Через три недели мы благополучно достигли гавани Кесарии. Хотя сезон уже начался, нам удалось избежать бурь и встречных ветров, которые порой утраивают продолжительность морского пути.
Не думаю, что Луций Аррий Нигер — плохой офицер. Нет. Он не глуп, не несведущ, не труслив. К тому же все офицеры из Галлии имеют репутацию прошедших отбор лучших легионеров. И ничто — ни в его рапортах, ни в досье — не дает основания предполагать, чтобы Аррий был недостоин такой репутации. Как и я, он — всадник, как и у меня, у него — звание трибуна-ангустиклава. В таком случае почему он так робок? Вероятно, он пробыл здесь слишком долго. Скоро два месяца, как я приехал. И обнаружил, что многие из наших солдат с легкостью перенимают восточные манеры; другие — напротив, сосредоточиваются и становятся большими римлянами, чем были в Риме. Я отдаю предпочтение последним, а вот Аррий из тех, кто склонен усваивать местные привычки.

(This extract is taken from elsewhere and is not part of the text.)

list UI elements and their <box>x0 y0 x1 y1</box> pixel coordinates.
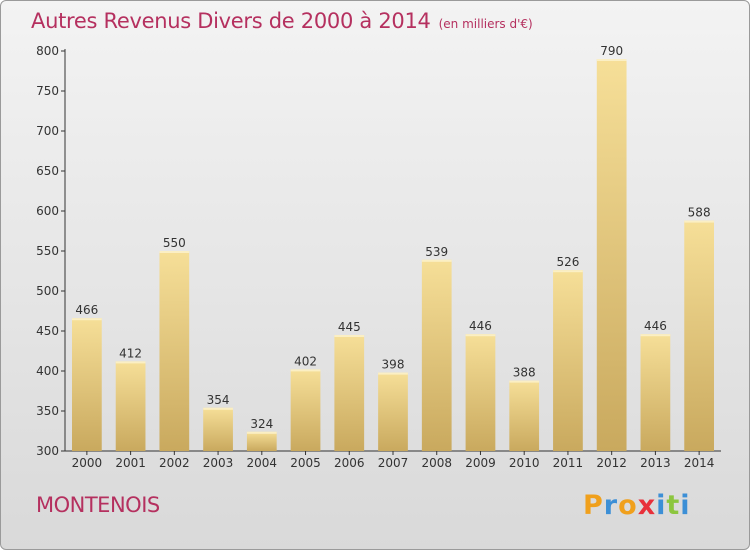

Этот народ нас ненавидит. Бесполезно жалеть его, задабривать. Всякое сострадание тут же истолковывается как проявление слабости. Зачем тратить время на бесконечные сделки, медоточивые речи, когда власть гораздо более эффективна? Мы желаем блага Иудее против ее воли, — даже тогда, она не готова его принять.
Вот уже больше часа я пытаюсь убедить в этом Аррия. Тщетно.
Возможно ли, чтобы он до такой степени потерял понятие о достоинстве Рима? Поскольку то, что он предлагает, то, что пытается мне навязать, ссылаясь на свое знание иудейского мира, — святотатство. О! Речь идет отнюдь не о богах, хотя в Иудее это — важная тема. Я безудержно смеюсь, что этот народ не почитает ни Юпитера, ни Юнону, ни Минерву, ни какое-либо другое из наших божеств. Меня, того, кто не верит в них, это не могло бы оскорбить. Нет, речь идет не о богах, а о Риме; и поскольку дело касается Города, я никогда не приму другую сторону.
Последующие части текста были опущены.